The Monarch's Monarch

How long was it since Josh's birth and my father's odd behavior? Less than a year?
The phone rang. It was my sister. Daddy was in the hospital. I can't remember why he was there, only his behavior that seemed to confirm our past fears. The nurses would become upset if Mother and my sister Patti left him alone. He would often be found wandering on other floors. He was anything but the cooperative patient. Once in the night someone woke my father to give him a sleeping pill. Daddy took the water and threw it in her face. Although the news of his behavior was very unsettling, the glass of water incident caused us to at least smile at what seemed like very appropriate behavior in spite of the protest of the staff.
I hung up the phone, indignant that those people would treat my father like he was crazy. I could feel the tension in my arms and shoulders. I had to walk it out. A rustic park, walking distance away was the ideal spot. Soon I was pounding down the paths. This path was the avenue for leisurely bike rides I had had with my children. Now it was physical therapy as I hesitated to wrap my mind around his possible prognosis.
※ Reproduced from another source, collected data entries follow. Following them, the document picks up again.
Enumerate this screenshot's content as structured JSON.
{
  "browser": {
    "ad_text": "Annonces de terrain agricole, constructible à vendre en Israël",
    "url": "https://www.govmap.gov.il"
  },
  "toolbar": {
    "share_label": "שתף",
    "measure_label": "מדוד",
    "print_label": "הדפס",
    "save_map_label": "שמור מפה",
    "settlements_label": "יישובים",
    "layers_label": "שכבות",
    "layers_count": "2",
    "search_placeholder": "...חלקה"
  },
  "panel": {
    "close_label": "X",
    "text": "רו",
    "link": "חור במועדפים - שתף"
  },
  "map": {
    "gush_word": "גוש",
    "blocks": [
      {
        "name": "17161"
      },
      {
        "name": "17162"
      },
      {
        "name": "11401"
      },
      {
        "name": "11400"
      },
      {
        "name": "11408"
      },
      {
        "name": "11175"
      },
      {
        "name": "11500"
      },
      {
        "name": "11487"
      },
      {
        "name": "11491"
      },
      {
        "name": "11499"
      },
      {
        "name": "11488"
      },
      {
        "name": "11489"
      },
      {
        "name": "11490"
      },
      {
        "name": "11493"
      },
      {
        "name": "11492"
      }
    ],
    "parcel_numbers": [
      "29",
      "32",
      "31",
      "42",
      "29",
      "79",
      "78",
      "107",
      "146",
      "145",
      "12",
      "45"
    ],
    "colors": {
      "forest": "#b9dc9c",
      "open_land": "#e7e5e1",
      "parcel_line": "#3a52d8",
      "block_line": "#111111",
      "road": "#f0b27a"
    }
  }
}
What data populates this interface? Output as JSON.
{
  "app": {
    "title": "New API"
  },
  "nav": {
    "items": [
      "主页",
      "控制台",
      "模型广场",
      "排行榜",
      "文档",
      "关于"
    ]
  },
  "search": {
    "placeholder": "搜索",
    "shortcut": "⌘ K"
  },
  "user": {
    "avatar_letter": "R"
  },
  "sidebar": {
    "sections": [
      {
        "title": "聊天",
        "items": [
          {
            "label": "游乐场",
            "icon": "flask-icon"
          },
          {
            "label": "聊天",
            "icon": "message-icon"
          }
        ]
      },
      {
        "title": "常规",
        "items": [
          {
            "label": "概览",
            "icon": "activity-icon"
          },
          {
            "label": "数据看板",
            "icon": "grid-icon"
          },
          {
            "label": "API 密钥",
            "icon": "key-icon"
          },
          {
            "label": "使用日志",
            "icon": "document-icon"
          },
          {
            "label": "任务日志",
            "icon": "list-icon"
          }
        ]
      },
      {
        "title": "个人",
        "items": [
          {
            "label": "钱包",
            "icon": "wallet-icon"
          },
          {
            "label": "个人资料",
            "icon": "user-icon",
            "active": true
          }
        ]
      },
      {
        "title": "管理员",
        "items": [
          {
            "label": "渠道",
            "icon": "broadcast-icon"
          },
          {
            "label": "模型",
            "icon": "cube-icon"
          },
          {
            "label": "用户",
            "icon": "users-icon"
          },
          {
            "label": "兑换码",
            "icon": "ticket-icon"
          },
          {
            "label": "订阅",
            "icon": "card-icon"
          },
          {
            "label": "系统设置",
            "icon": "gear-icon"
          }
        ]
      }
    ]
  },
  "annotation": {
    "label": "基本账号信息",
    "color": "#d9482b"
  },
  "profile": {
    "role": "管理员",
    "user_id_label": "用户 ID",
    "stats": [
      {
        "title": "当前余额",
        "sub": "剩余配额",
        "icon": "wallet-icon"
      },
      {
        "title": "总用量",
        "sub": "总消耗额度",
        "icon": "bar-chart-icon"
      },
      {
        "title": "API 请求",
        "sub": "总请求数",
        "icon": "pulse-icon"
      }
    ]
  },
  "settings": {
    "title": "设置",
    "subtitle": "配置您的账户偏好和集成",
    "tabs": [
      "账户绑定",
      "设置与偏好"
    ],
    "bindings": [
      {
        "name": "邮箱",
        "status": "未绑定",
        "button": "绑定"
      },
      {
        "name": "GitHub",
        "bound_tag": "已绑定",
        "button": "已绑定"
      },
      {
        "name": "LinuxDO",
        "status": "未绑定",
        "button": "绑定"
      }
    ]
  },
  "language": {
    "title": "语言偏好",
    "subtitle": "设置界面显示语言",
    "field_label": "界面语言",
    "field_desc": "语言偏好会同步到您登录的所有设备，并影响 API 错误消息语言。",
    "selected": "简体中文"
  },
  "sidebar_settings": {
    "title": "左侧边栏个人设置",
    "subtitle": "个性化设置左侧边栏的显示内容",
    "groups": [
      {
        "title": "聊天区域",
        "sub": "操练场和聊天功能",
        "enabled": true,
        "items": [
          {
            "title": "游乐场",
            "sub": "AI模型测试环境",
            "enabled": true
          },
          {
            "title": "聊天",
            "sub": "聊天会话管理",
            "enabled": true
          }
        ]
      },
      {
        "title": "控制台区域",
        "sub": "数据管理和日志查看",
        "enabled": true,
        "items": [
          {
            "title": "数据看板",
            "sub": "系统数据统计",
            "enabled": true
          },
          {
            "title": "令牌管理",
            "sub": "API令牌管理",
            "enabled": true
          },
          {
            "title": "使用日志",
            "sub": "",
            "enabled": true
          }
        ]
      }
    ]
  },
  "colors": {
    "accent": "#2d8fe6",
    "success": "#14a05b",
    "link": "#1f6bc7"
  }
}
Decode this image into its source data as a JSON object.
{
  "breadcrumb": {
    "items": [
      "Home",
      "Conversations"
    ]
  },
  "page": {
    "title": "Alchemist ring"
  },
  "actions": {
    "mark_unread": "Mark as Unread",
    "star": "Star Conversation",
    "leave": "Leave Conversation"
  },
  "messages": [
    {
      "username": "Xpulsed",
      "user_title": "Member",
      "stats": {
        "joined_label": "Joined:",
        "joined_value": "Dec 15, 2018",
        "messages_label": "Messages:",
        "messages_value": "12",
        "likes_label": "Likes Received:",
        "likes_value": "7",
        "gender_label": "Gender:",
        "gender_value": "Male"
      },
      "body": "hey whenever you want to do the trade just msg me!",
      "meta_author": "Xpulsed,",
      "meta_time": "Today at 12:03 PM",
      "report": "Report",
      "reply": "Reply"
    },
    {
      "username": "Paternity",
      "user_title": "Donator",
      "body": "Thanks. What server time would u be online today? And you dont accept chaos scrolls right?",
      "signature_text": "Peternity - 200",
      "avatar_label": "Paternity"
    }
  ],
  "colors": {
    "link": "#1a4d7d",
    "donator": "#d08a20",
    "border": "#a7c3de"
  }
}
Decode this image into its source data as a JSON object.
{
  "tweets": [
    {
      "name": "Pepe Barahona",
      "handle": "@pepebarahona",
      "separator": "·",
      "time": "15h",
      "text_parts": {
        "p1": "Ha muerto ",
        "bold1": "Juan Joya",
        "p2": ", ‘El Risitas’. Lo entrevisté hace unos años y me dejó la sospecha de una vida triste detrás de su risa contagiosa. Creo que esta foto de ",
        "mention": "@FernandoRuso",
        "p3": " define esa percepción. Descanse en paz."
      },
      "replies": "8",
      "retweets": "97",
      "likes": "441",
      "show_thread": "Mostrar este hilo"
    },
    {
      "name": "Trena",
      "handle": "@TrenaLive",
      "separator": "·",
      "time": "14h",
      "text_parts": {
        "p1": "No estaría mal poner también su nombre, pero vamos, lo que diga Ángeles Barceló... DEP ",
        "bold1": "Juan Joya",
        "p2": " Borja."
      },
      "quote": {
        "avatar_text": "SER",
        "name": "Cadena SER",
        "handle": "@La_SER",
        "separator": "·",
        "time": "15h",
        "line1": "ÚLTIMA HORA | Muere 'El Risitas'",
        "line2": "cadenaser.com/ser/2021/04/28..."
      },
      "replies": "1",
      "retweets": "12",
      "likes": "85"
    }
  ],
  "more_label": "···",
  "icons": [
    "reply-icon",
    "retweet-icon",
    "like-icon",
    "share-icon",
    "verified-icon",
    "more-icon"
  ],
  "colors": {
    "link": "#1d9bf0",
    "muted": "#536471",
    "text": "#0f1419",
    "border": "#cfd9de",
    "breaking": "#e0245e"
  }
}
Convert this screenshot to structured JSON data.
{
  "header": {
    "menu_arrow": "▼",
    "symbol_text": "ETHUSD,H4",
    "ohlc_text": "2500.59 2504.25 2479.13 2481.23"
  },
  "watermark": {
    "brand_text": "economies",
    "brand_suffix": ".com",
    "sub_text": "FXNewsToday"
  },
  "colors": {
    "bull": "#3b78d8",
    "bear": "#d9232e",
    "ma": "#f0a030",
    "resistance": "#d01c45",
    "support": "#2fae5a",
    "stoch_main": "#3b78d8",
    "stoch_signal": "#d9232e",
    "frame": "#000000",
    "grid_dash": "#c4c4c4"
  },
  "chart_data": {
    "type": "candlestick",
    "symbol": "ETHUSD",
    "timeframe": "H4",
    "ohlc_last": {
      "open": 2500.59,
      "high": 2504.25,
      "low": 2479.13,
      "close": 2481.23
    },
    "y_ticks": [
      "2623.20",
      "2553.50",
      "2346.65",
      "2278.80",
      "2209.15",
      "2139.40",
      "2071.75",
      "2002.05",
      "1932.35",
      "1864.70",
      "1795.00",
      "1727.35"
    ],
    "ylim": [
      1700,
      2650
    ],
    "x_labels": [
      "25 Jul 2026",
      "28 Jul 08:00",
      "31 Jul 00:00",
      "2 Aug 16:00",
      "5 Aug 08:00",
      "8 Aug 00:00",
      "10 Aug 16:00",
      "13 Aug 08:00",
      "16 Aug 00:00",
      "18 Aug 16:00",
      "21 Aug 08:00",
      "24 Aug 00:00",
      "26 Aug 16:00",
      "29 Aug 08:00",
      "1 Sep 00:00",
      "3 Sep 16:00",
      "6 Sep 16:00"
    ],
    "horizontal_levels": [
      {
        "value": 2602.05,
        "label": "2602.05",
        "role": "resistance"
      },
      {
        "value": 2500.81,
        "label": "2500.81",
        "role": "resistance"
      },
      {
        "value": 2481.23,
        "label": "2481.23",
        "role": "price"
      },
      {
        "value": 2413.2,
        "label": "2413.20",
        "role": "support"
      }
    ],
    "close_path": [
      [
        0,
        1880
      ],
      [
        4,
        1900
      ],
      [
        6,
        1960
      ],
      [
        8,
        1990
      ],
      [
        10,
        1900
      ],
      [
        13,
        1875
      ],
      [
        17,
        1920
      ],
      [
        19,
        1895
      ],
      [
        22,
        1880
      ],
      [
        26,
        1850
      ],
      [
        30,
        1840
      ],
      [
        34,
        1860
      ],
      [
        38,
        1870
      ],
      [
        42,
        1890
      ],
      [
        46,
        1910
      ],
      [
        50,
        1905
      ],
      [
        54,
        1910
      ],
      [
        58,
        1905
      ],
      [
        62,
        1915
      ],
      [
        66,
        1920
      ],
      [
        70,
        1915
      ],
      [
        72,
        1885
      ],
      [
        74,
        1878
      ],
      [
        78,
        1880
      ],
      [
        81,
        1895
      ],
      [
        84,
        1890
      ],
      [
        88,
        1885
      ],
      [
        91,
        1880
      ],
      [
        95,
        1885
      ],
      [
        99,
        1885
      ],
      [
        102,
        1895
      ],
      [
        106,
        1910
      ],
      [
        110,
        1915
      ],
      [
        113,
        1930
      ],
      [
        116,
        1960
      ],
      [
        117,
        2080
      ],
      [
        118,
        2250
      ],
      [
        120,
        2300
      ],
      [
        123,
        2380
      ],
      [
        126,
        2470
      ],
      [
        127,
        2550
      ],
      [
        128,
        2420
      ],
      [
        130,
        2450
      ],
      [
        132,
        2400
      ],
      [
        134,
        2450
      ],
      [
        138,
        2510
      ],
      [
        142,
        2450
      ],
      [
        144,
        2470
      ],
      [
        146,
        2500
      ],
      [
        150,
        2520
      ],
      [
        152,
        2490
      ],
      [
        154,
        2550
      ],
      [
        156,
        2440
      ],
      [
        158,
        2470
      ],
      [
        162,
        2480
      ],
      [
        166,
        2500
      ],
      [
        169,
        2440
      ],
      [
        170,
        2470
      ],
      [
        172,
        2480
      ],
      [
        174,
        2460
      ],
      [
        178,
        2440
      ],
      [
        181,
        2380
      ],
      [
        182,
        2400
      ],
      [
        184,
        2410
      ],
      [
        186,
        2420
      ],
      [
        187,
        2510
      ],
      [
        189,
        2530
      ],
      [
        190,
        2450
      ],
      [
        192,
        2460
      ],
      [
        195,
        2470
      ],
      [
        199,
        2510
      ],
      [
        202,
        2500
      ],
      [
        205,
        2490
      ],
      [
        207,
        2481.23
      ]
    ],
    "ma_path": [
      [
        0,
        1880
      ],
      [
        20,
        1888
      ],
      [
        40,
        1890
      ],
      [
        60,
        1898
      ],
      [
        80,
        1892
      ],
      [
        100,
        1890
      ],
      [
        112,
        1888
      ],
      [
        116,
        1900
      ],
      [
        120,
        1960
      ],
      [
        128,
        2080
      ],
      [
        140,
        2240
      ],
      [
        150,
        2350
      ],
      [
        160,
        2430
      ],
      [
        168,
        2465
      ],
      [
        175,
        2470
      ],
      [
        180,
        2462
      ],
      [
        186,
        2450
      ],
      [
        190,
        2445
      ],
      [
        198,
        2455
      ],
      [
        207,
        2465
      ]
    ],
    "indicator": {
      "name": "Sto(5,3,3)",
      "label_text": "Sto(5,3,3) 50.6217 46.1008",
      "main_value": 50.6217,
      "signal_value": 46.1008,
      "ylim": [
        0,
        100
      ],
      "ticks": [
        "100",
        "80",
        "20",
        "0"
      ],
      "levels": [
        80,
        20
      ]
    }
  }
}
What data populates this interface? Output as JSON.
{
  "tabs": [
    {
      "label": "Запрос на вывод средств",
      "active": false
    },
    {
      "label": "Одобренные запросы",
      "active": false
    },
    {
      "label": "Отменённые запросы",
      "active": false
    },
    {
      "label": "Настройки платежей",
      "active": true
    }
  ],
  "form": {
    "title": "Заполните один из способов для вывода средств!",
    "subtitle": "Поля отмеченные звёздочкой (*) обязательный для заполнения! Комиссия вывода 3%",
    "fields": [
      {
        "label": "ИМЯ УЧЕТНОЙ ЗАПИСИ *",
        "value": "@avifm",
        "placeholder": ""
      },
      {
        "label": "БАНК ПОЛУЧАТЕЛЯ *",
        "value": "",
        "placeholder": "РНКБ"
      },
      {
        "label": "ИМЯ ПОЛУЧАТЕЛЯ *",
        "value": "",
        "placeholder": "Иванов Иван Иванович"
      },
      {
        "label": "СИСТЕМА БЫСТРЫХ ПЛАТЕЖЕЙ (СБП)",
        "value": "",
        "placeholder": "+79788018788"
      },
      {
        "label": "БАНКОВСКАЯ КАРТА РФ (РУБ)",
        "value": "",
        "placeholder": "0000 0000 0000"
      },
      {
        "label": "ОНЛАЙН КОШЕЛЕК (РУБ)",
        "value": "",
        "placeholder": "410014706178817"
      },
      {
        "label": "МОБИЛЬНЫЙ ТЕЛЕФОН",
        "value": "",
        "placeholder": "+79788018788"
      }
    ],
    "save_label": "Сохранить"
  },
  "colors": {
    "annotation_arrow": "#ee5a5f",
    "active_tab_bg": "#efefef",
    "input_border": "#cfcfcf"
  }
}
My shoulders began to relax as I reached my stride quickly passing newly blossomed flowers and the freshness of spring leaves.
I took a side path without breaking my stride. Suddenly fluttering orange and black wings hovered above and lit on nearly every bush, weed and flower. I slowed slightly as I marveled at the hundreds of Monarch butterflies on their homeward migration.
Nothing had changed. Daddy was still irrational in a hospital 1500 miles away. I still could not fly to my father's side and share the load my sister and mother bore. I knew they were both emotionally and physically weary. But why such a rare look at this quivering orange and black montage? What a glorious reminder from a gracious God that even when I am confused, indignant, frustrated or depressed, I am not alone. God is with me and he will use whatever it might be for my good and his glory.
Five years had passed; I was not 1500 miles away. The dreadful suspicion was now a reality. His speech had declined dramatically in the year since I saw him last. Incomplete sentences and gestures came as readily and more often then short coherent sentences.
It was the first day after my arrival. Someone attempted to keep tabs on Daddy at all times. There was less about him that was predictable. Stories of family members becoming junior sleuths were numerous. I imagined my mother peeking through the leaves of a forsythia bush to see which way he would go as he would stride across the field.
This day I tried a more direct approach."Daddy, I'd like to go for a walk. Will you come with me?" Silence. I hurried to keep up with him as I rephrased my request. His eyes rarely met mine.
Why? There was that ubiquitous word that sooner or later pops up during difficult times. Why our family? Why my father? Tears filled my eyes. A brief moment of despair was quenched when I spied the bright black and orange wings of 2 Monarch butterflies fluttering near a neighbors zinnias. There was no clear answer to the question "Why?". The importance of that question faded next to a clear truth. My heavenly father was a wise, loving sovereign who made me, my father and the Monarch butterfly.